Des centaines de Tunisiens manifestent à Tunis contre le président Kaïs Saied, dénonçant les coupures d'électricité et les pénuries d'eau potable.

Le 05/09/2026 à 06h27

L’Union européenne a fait part de sa préoccupation vendredi après la confirmation par la Cour de cassation tunisienne des lourdes peines infligées à une quarantaine de personnes, dont des figures de l’opposition, dans l’affaire du «complot contre la sûreté de l’État».

Parmi les personnes incarcérées dans ce dossier figurent l’opposant historique Ahmed Néjib Chebbi, l’avocat Ayachi Hammami, le responsable du parti islamiste Ennahdha Abdelhamid Jlassi, l’ex-ministre centriste Ghazi Chaouachi et la militante Chaïma Issa.

«L’Union européenne a pris acte avec préoccupation des verdicts confirmés par la Cour de cassation tunisienne le 3 septembre dans le procès dit du +complot contre la sûreté de l’État+, qui a conduit à de longues peines de prison pour des dizaines de personnalités politiques, d’activistes, défenseurs des droits de l’homme et de journalistes, dont des citoyens de l’Union européenne», a réagi un porte-parole de la diplomatie européenne, Christian Wigand.

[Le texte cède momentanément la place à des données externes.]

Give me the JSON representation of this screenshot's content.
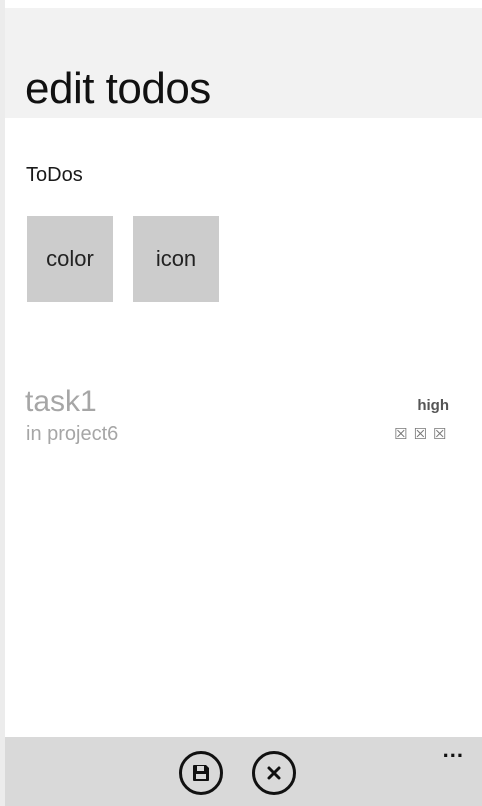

«Certaines interrogations subsistent quant au plein respect des garanties liées à un procès équitable», a estimé Bruxelles.

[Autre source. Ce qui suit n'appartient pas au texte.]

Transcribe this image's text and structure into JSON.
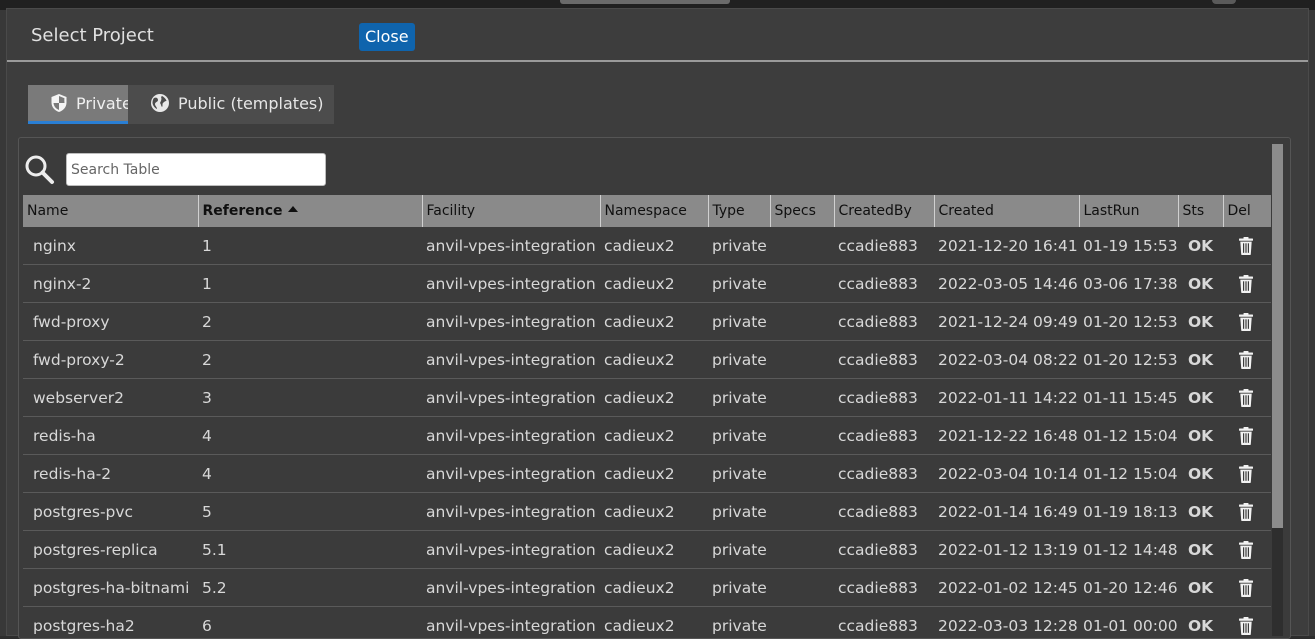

«L’Union européenne déplore que des contacts avec des diplomates accrédités en Tunisie, y compris européens, aient été utilisés comme motif d’inculpation ou élément à charge», a ajouté le porte-parole.

«Nous appelons les autorités tunisiennes à rétablir les conditions nécessaires pour que le pluralisme et les voix indépendantes puissent contribuer au développement du pays», a-t-il conclu.

Jeudi, la Cour de cassation tunisienne a rejeté un recours dans cette affaire, rendant ainsi définitives ces condamnations à de lourdes peines, jusqu’à 45 ans de prison.

Jusqu’à 45 ans de prison

La tenue de l’audience avait été vivement critiquée, plusieurs avocats dénonçant une date annoncée au dernier moment, les empêchant de préparer convenablement leur défense dans cette affaire aux lourds enjeux politiques.

Amnesty International avait, avant l’audience, exhorté les autorités tunisiennes à annuler les condamnations, qu’elle juge «iniques», et à libérer les détenus.

Depuis le coup de force du président Kais Saied le 25 juillet 2021, par lequel il s’est octroyé les pleins pouvoirs, opposition et société civile déplorent un recul des droits et libertés dans le pays qui fut le berceau du Printemps arabe.